Points to be consider at the time of Signing as Power of Attorney
At the time of signing a document as someone’s attorney-in-fact, your signature needs to make it clear that you, not they, are signing the document and you are acting on behalf of the authority of a power of attorney.
To understand how this works, let’s suppose your name is G Smith and you have power of attorney to act for your friend Michel Jones.
You could sign a document in either one of the following ways :
“Michel Jones, by G Smith under POA”
“G Smith, attorneys-in-fact for Michel Jones”
Before signing it is a good idea to ask if there is a preferred format for your signature. Sometimes banks or other institutions will only accept a power of attorney signature if it is written in a certain way.
Without indicating that you are signing under a power of attorney, you should never sign your name or the other person’s name.

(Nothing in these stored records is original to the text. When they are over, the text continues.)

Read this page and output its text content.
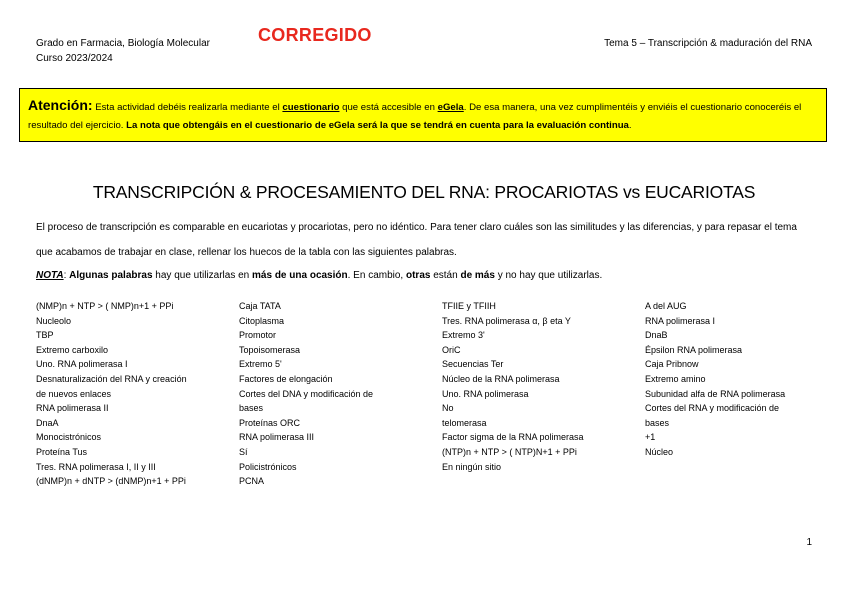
Grado en Farmacia, Biología Molecular
Curso 2023/2024
CORREGIDO	Tema 5 – Transcripción & maduración del RNA
Atención: Esta actividad debéis realizarla mediante el cuestionario que está accesible en eGela. De esa manera, una vez cumplimentéis y enviéis el cuestionario conoceréis el resultado del ejercicio. La nota que obtengáis en el cuestionario de eGela será la que se tendrá en cuenta para la evaluación continua.
TRANSCRIPCIÓN & PROCESAMIENTO DEL RNA: PROCARIOTAS vs EUCARIOTAS
El proceso de transcripción es comparable en eucariotas y procariotas, pero no idéntico. Para tener claro cuáles son las similitudes y las diferencias, y para repasar el tema que acabamos de trabajar en clase, rellenar los huecos de la tabla con las siguientes palabras.
NOTA: Algunas palabras hay que utilizarlas en más de una ocasión. En cambio, otras están de más y no hay que utilizarlas.
(NMP)n + NTP > ( NMP)n+1 + PPi
Nucleolo
TBP
Extremo carboxilo
Uno. RNA polimerasa I
Desnaturalización del RNA y creación
de nuevos enlaces
RNA polimerasa II
DnaA
Monocistrónicos
Proteína Tus
Tres. RNA polimerasa I, II y III
(dNMP)n + dNTP > (dNMP)n+1 + PPi
Caja TATA
Citoplasma
Promotor
Topoisomerasa
Extremo 5'
Factores de elongación
Cortes del DNA y modificación de
bases
Proteínas ORC
RNA polimerasa III
Sí
Policistrónicos
PCNA
TFIIE y TFIIH
Tres. RNA polimerasa α, β eta Y
Extremo 3'
OriC
Secuencias Ter
Núcleo de la RNA polimerasa
Uno. RNA polimerasa
No
telomerasa
Factor sigma de la RNA polimerasa
(NTP)n + NTP > ( NTP)N+1 + PPi
En ningún sitio
A del AUG
RNA polimerasa I
DnaB
Épsilon RNA polimerasa
Caja Pribnow
Extremo amino
Subunidad alfa de RNA polimerasa
Cortes del RNA y modificación de
bases
+1
Núcleo
1
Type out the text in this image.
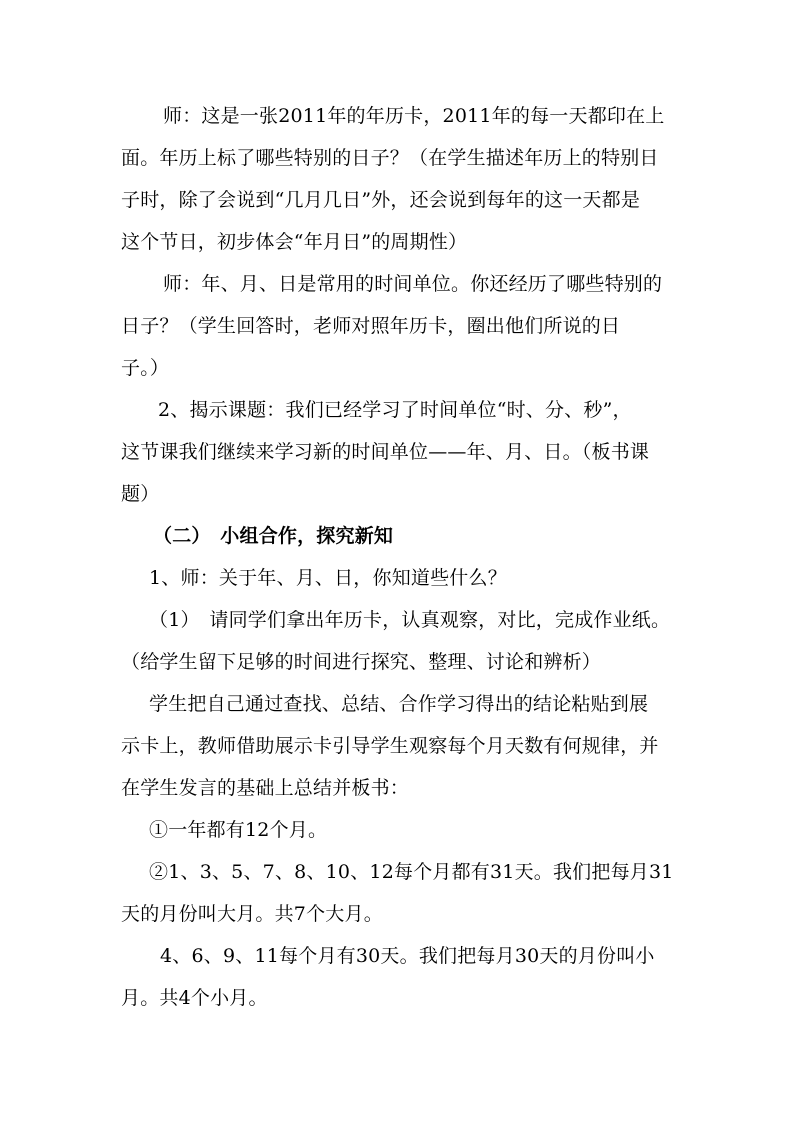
师：这是一张2011年的年历卡，2011年的每一天都印在上
面。年历上标了哪些特别的日子？（在学生描述年历上的特别日
子时，除了会说到“几月几日”外，还会说到每年的这一天都是
这个节日，初步体会“年月日”的周期性）
师：年、月、日是常用的时间单位。你还经历了哪些特别的
日子？（学生回答时，老师对照年历卡，圈出他们所说的日
子。）
2、揭示课题：我们已经学习了时间单位“时、分、秒”，
这节课我们继续来学习新的时间单位——年、月、日。（板书课
题）
（二）　小组合作，探究新知
1、师：关于年、月、日，你知道些什么？
（1）　请同学们拿出年历卡，认真观察，对比，完成作业纸。
（给学生留下足够的时间进行探究、整理、讨论和辨析）
学生把自己通过查找、总结、合作学习得出的结论粘贴到展
示卡上，教师借助展示卡引导学生观察每个月天数有何规律，并
在学生发言的基础上总结并板书：
①一年都有12个月。
②1、3、5、7、8、10、12每个月都有31天。我们把每月31
天的月份叫大月。共7个大月。
4、6、9、11每个月有30天。我们把每月30天的月份叫小
月。共4个小月。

Always bring your power of attorney document with you and when you transact business on someone else’s behalf and make sure the people you do business with know that you are acting under a power of attorney.
Duties of an Attorney-in-Fact
A fiduciary/ guardian is a person who acts under a power of attorney.
Someone who is responsible for managing some or all of another person’s affairs is known as a depositary.
The depositary has a duty to act wisely and in a way that is fair to the person whose affairs he or she is managing.
An attorney-in-fact can face criminal charges or can be held liable in a civil lawsuit, who violates those duties.
Due to this fiduciary relationship, any transaction where you will personally benefit can raise questions about whether you are acting in the best interest of the person who gave you the power of attorney.
It is a good idea to consult a lawyer before signing as power of attorney in a transaction where you will gain durable l benefits.
Things to Watch out For
Do not exceed your authority.
A power of attorney document either may give you wide power to transact business, or your powers may be more limited.
Make sure you understand what you are and are not allowed to do as attorney-in-fact and consult a lawyer if you need clarification.
For unauthorised transactions
you could face civil or criminal penalties.
Without indicating that you are acting under a power of attorney, if you sign a document in your own name you could be held personally responsible for the transaction. You could face criminal or civil penalties for fraud or forgery, if you sign only the principal’s name,
A power of attorney can be invaluable if you want to manage the affairs of an ailing relative or sign documents on behalf of someone who is unavailable.
If you act as attorney-in-fact for someone, make sure you understand your authority and responsibility and always sign in a way that indicates that you are acting under a power of attorney.